Pure Density Evolution of the Ultraviolet Quasar Luminosity Function at $2\lesssim z \lesssim6$

TL;DR

This paper demonstrates that the ultraviolet quasar luminosity function at redshifts 2 to 6 can be modeled by pure density evolution, linking it to halo mass function evolution and highlighting the role of outshining in faint AGN detection.

Contribution

It introduces a model explaining the UV QLF evolution as pure density evolution based on halo mass functions and outshining effects, providing a unified framework for high-redshift quasar demographics.

Findings

UV QLF has a universal shape across redshifts 2-6.

The model reproduces the observed flat faint-end slope (~-1.1).

Outshining effects suggest a hidden population of faint AGNs.

Abstract

Quasar luminosity function (QLF) shows the active galactic nucleus (AGN) demography as a result of the combination of the growth and the evolution of black holes, galaxies, and dark matter halos along the cosmic time.
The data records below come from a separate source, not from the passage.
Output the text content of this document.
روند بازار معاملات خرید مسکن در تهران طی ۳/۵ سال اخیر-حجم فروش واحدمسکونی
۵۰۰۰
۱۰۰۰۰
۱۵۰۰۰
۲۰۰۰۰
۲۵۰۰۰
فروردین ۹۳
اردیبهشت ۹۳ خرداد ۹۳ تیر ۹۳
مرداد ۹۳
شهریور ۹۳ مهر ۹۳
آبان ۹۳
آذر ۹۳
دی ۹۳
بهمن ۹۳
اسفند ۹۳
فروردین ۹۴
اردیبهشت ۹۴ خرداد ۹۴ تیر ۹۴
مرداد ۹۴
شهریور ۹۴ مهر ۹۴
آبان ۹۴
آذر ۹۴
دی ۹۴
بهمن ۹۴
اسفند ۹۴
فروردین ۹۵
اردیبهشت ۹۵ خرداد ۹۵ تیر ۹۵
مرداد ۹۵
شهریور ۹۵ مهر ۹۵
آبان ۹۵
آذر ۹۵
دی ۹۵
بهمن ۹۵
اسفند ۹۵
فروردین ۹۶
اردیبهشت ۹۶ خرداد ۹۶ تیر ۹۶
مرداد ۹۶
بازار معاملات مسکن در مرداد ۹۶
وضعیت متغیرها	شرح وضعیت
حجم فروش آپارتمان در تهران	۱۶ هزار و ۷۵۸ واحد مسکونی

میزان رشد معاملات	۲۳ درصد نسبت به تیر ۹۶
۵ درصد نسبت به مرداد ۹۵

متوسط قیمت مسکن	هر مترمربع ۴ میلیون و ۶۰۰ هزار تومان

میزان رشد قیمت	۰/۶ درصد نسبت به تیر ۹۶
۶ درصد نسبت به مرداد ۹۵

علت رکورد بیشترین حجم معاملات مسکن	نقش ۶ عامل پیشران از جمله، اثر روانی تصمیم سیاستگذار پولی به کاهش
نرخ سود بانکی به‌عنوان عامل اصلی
The recent wide and deep surveys have improved the census of high-redshift quasars, making it possible to construct reliable ultraviolet (UV) QLFs at $2\lesssim z\lesssim6$ down to $M_{1450}=-23$ mag. By parameterizing these up-to-date observed UV QLFs that are the most extensive in both luminosity and survey area coverage at a given redshift, we show that the UV QLF has a universal shape, and their evolution can be approximated by a pure density evolution (PDE). In order to explain the observed QLF, we construct a model QLF employing the halo mass function, a number of empirical scaling relations, and the Eddington ratio distribution. We also include the outshining of AGN over its host galaxy, which made it possible to reproduce a moderately flat shape of the faint end of the observed QLF (slope of $\sim-1.1$). This model successfully explains the observed PDE behavior of UV QLF at $z>2$, meaning that the QLF evolution at high redshift can be understood under the framework of halo mass function evolution. The importance of the outshining effect in our model also implies that there could be a hidden population of faint AGNs ($M_{1450}\gtrsim-24$ mag), which are buried under their host galaxy light.